Une des premières personnes à s’être installée dans la maison, et qui prie pour moi tous les jours, est venue me dire un jour qu’elle avait séjourné dans beaucoup d’églises avant d’entrer dans la nôtre et que nous étions les premiers à ne pas lui parler de l’Église ! Et je lui répondis qu’au contraire je lui parlais de l’Église tous les temps : à chaque fois que je lui disais bonjour, à chaque fois que je lui ouvrais la porte, à chaque fois qu’il s’asseyait pour manger. Il me rétorqua qu’il ne comprenait pas où je voulais en venir. Je lui dis : « À chaque fois, je te dis que le Christ est parmi nous ! » C’était un jeune japonais qui avait fait des études et qui était venu en Amérique pour devenir riche et célèbre. Il a rapidement sombré dans la drogue et l’alcool. Je l’avais rencontré alors qu’il fouillait dans nos ordures cherchant de la nourriture. Je l’ai prié de rentrer, mais il ne voulait pas, prétextant qu’il était trop sale. Il faisait très froid ; c’était un de ces jours de février où tombait une pluie qui gèle immédiatement. Il était glacé. J’ai fini par le convaincre de rentrer, d’aller se trouver des habits propres, de prendre une douche et de mettre ses affaires à laver. J’ai fini par lui demander pourquoi il était à la rue et il me raconta son histoire avec la drogue. Je lui proposais de rester pour le week-end, nous étions vendredi. Il déclina la proposition en me remerciant : il avait juste froid, faim et il était fatigué, mais il ne voulait plus de sermons. Je lui dis que moi aussi j’en avais assez des sermons, qu’il pouvait rester se reposer et que moi aussi j’allais me coucher. Il est resté quatre ans et demi. Il a été baptisé Nicolas en référence à Saint Nicolas du Japon. Il est ensuite parti en pèlerinage en Terre Sainte et est devenu moine au monastère de Sainte Catherine au mont Sinaï. Il est aujourd’hui retourné au Japon où il a fondé une communauté monastique. Tout ça sans aucun sermon ! Des miracles semblables sont arrivés à d’autres pensionnaires.

Le père Sabas qui m’accompagne me pousse toujours à raconter des histoires. [Le père Joachim aime bien raconter des histoires quand nous sommes réunis dans le jardin du monastère pour que nous apprenions la vie chrétienne à travers elles – aparté de père Sabas.]
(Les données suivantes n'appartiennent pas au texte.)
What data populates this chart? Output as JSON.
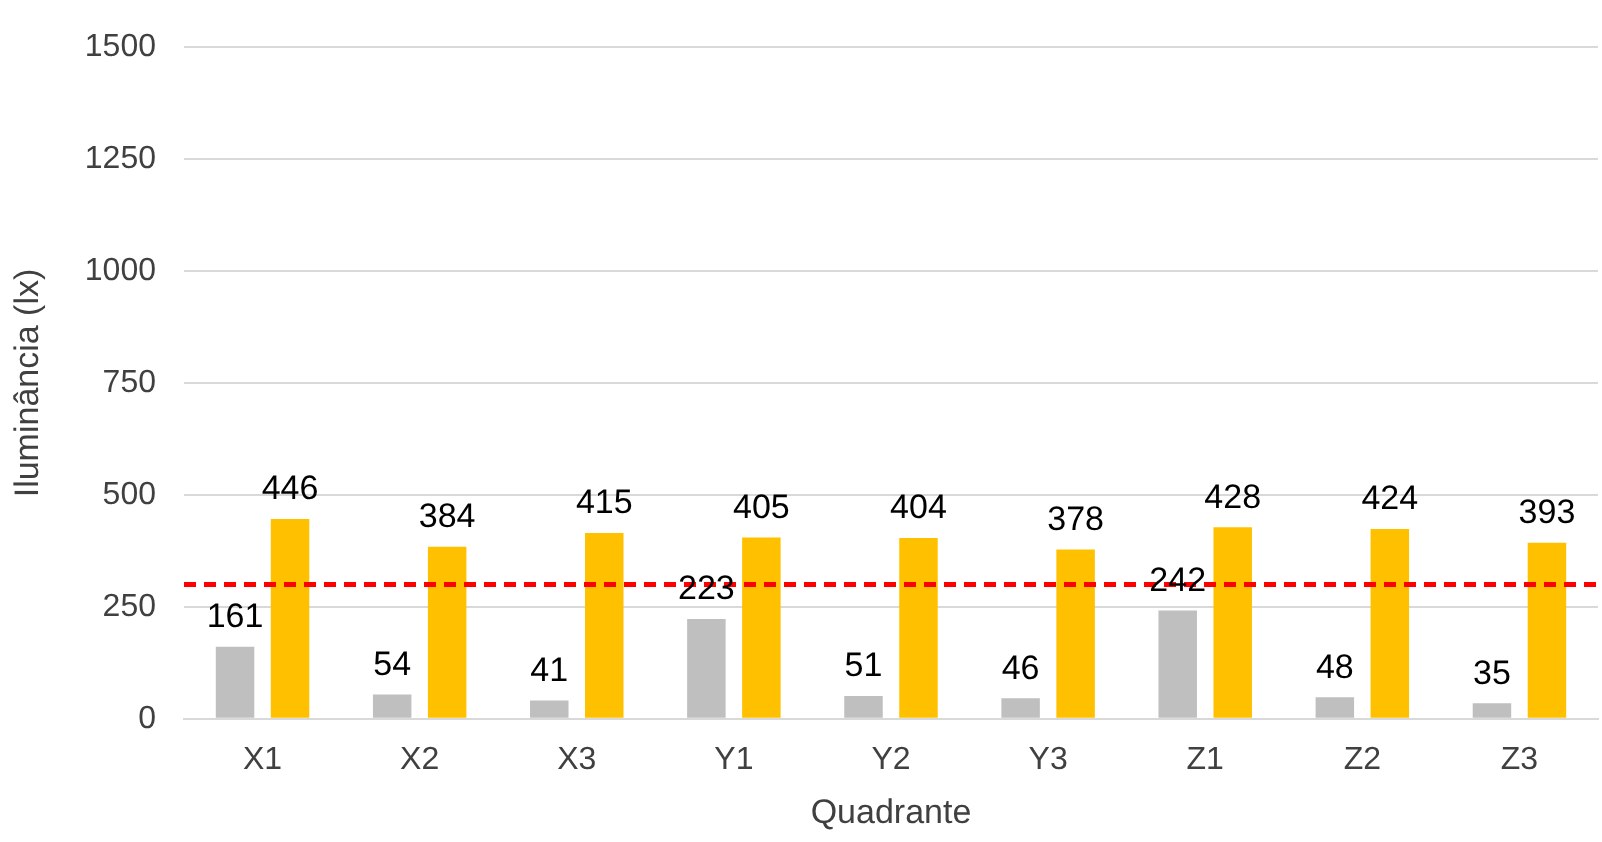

Durant cette période de ma vie, j’ai eu de nombreux soucis. J’ai été volé plusieurs fois, on a braqué des armes sur moi, on a fait courir des rumeurs et j’ai fini par avoir un profond sentiment de découragement. Un dimanche, je célébrais la divine Liturgie et un prêtre s’est approché de moi et m’a demandé : « Pourquoi n’irais-tu pas voir notre évêque ? Il t’aime bien, il te trouvera une gentille paroisse bien placée où tu pourras gagner beaucoup d’argent et avoir ta voiture. » Et à ces mots, j’ai tout de suite compris que ce que je faisais était ce que je devais faire. Mes doutes se sont immédiatement évaporés. Ce qu’il me proposait n’était pas ce que je voulais, ce n’était pas l’Église !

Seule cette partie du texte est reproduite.